A Touch of Luck

The movie Intacto posits a world in which luck is a more or less permanent quality of a person. Lucky people are lucky at the gambling table and they are lucky at traffic intersections. But such people have to avoid physical contact with a certain group of people who know how to steal their luck by touch. Finding lucky people is the quest of one of the movie’s protagonists. In one case he tests the luck of possible recruits by having them run blindfolded through a forest. The winner is the one who gets to the destination first. Many others crash into one of the trees.

We will try a physically gentler game. In its general form, there are N people and B chances to bet. Every player knows the value of both N and B. Each person starts with an initial (not necessarily equal) wealth in units.

Each bet is an even money bet depending on the flip of a shared fair coin. So, if you bet an amount x and win, your wealth increases by x more. Otherwise you lose the x wagered.

Before each flip, each person bets an amount of his/her choosing (from 0 to any amount he/she has at that point) on either heads or tails.

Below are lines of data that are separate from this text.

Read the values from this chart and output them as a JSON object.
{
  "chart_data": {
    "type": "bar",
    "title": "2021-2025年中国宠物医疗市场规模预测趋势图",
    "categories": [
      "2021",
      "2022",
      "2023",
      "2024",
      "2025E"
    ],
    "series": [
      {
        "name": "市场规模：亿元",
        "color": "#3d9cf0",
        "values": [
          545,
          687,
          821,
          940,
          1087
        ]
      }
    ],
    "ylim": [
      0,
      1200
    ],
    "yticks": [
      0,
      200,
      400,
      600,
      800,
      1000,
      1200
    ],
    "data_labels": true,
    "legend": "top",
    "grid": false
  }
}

The winner is the person having the greatest number of units after all B bets are done. If two people tie, then nobody wins. The units are worthless after the betting is done. So, a player receives a reward if and only if he or she is the absolute winner.

Warm-Up

Bob and Alice have the same number of units and Bob must state his bet first. Suppose there is just one remaining flip of the shared coin. What is Alice’s chance of winning?

Solution to Warm-Up

If Bob bets x on heads, then Alice could bet x+1 on heads and Alice will win on heads and will lose on tails. Alternatively, Alice could bet nothing and then Alice will win on tails. Either way, Alice has a probability of 1/2 to win.

Warm-Up 2

Alice and Bob are the only players again. Alice has more units than Bob. There are five more coin flips to do. If Bob must state his bet before Alice on every flip, then how can Alice maximize her chance to win?

Solution to Warm-Up 2

Alice can win the game every time. For each flip, Alice simply copies Bob’s bet. Suppose Bob bets b on heads. Alice bets b on heads too. Whether the shared coin lands on heads or tails, Alice will end up ahead of Bob.

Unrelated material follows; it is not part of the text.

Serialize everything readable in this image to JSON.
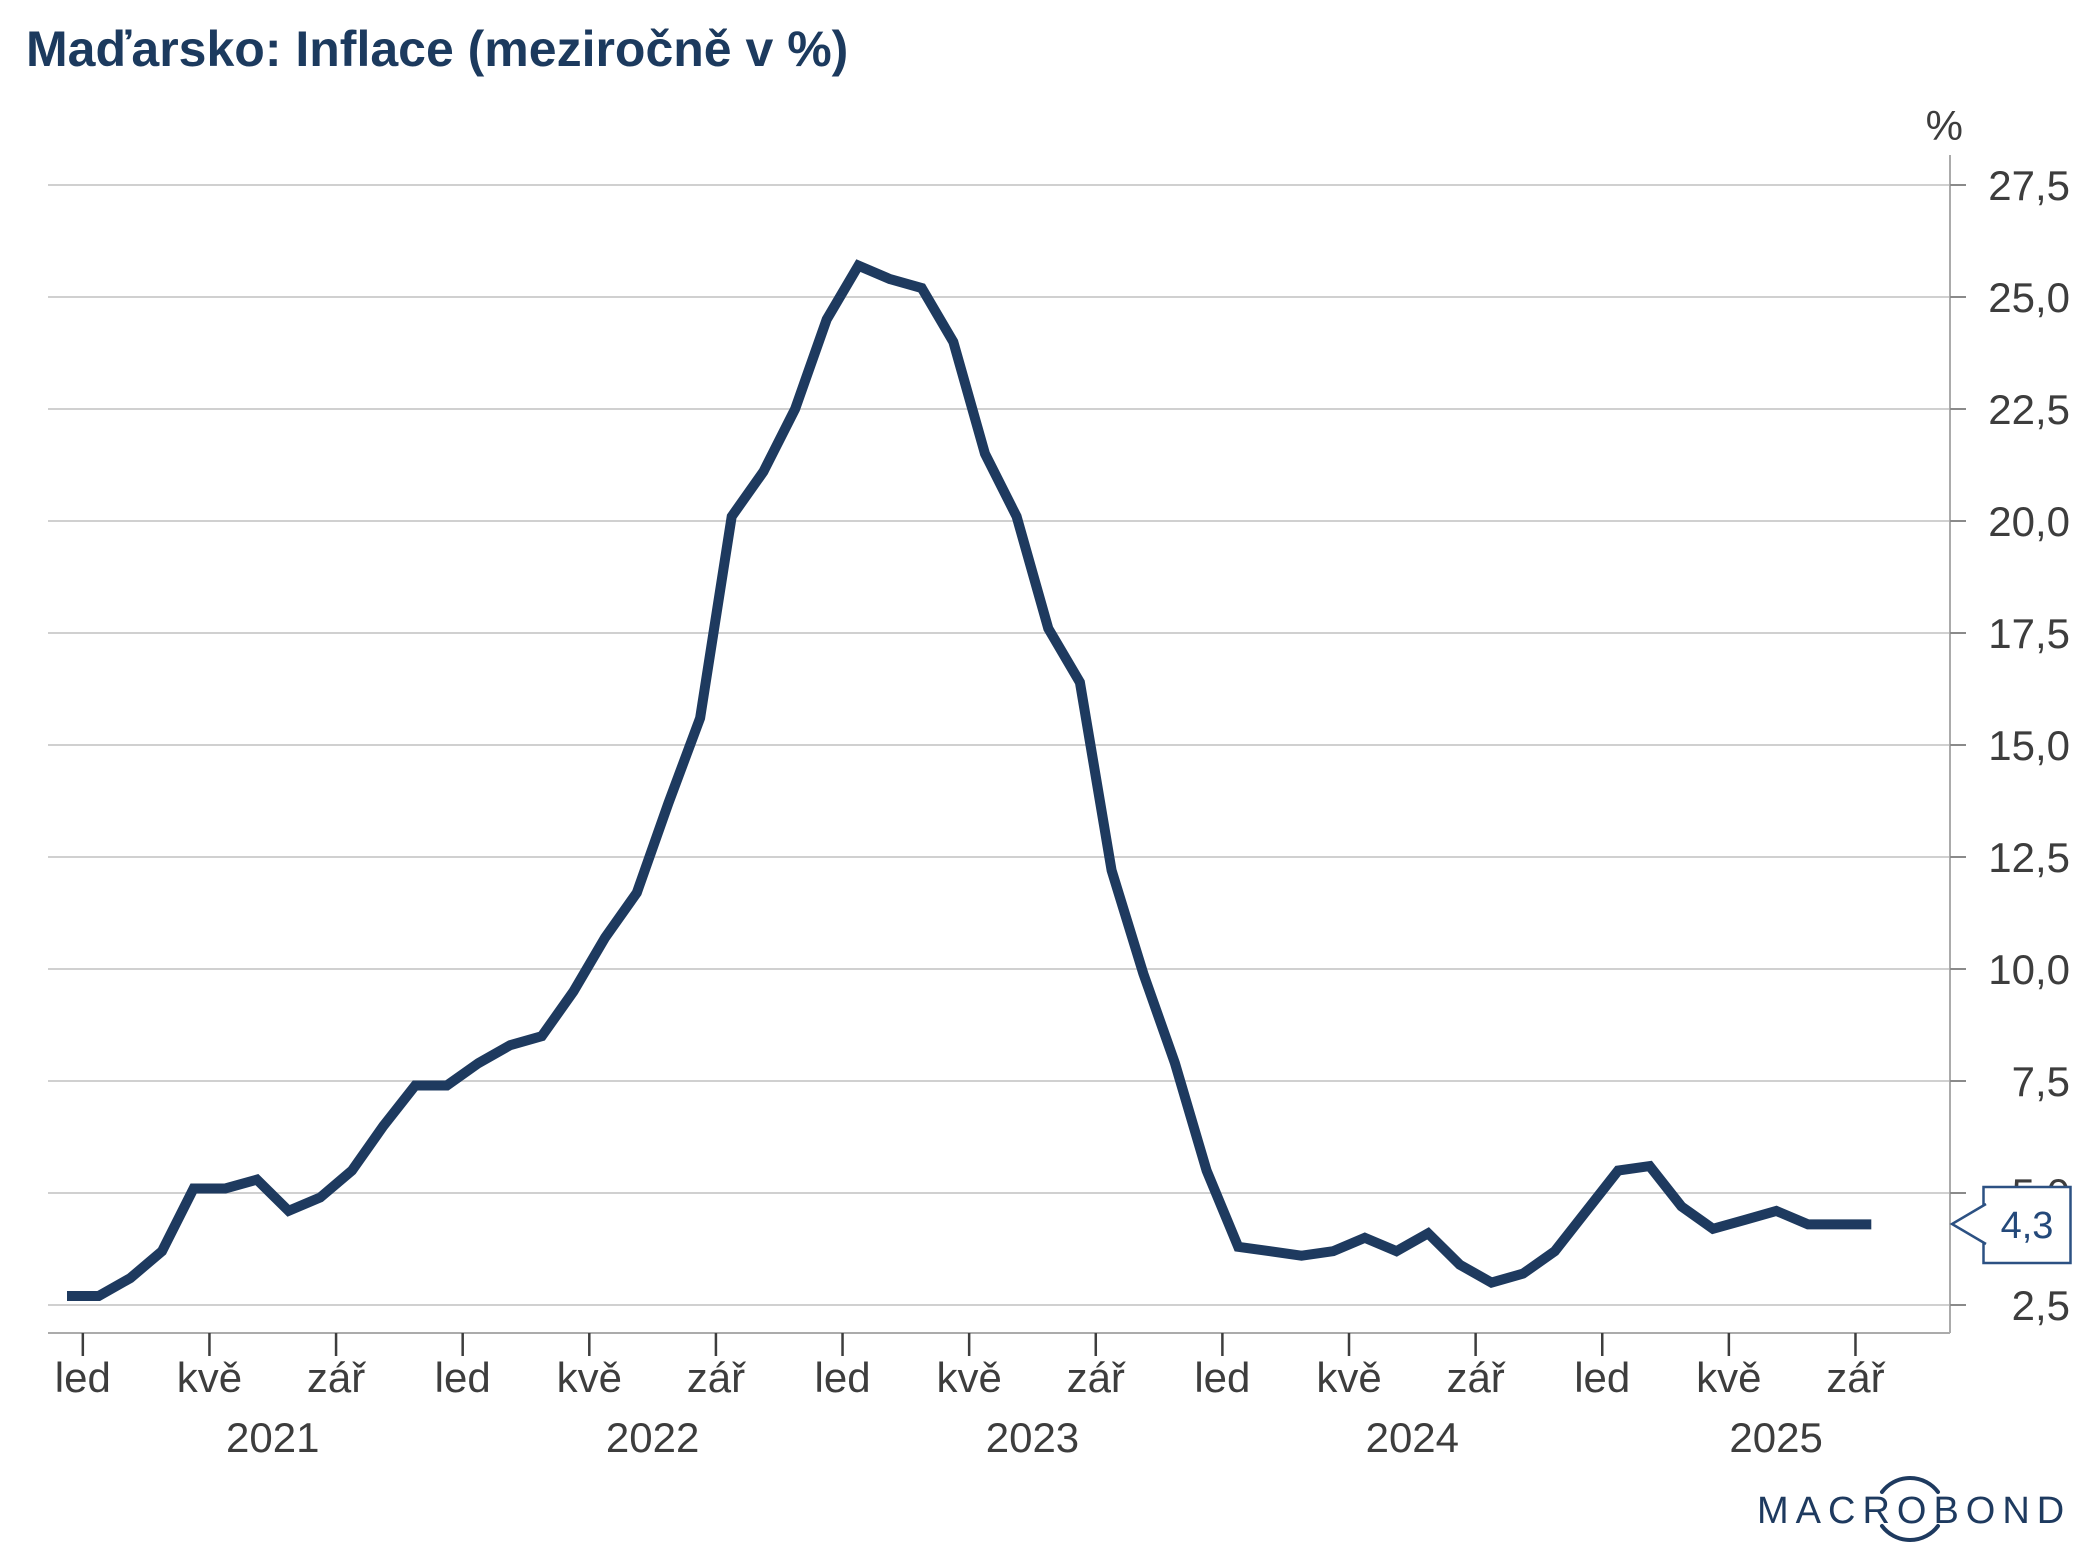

Now here are some challenges for you.

1. Bob, Carol, and Alice play. Alice has 51 units, whereas Bob and Carol have 50 each. Bob must state his bet first, then Carol, and then Alice. Bob and Carol collude to share the reward if either wins. How can Bob and Carol maximize the probability that at least one of them will win if there is just one coin flip left?

2. Does the result change if Alice must state her bet first?

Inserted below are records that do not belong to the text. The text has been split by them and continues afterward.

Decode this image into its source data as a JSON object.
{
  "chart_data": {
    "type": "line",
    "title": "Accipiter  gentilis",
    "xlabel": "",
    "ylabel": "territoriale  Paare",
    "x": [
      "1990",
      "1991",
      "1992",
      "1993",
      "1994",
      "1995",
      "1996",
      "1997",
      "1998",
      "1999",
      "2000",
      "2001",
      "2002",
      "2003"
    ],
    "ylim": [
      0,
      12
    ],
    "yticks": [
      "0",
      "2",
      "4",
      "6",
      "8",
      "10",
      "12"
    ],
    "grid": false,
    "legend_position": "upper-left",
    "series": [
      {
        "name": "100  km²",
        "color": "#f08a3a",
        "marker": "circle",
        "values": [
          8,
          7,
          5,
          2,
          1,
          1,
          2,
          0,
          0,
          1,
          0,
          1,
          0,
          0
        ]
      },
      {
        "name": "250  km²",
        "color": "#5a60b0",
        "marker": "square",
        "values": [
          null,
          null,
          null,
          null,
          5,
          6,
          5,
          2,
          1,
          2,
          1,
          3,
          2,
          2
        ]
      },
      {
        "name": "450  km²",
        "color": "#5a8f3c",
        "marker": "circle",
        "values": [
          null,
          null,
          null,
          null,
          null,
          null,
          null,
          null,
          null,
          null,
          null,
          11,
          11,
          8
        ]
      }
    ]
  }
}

3. Suppose Bob has 51 units, and Alice 50. There are two coin flips left. Bob bets first for the penultimate flip. Alice bets first for the last flip. Does Bob have more than a 1/2 chance of winning? If so, how much more?

4. Suppose Bob has 51 units and Alice 50. Again, there are two coin flips left. This time, Alice bets first for the penultimate flip. Bob bets first for the last flip. Does Bob have more than a 1/2 chance of winning? If so, how much more?

5. Suppose Bob has 51 units and Alice 50. Again, there are two coin flips left. Again, Alice states her bet first in the penultimate round and Bob states his bet first in the final one. This time, Bob announces that he will bet 20 in the penultimate round, though he will wait to see Alice’s bet before saying whether he will bet on heads or tails. Can Alice arrange to have more than a 1/2 chance to win?

Like joining a ballet company, winning the Olympics, or getting ahead in a narrow hierarchy of power, the more competition there is for fewer spots, the more risk one must take. Let’s see whether you agree.

6. Bob, Alice, Rino, and Juliana have 100 units each and there are two flips left. Each person is out to win - no coalitions. Bob and Alice have bet 100 on heads. Rino has bet 100 on tails. Juliana must now state her bet, knowing that she will state her bet first on the last flip. What are her chances of winning if she bets 90 on either heads or tails? What should she bet?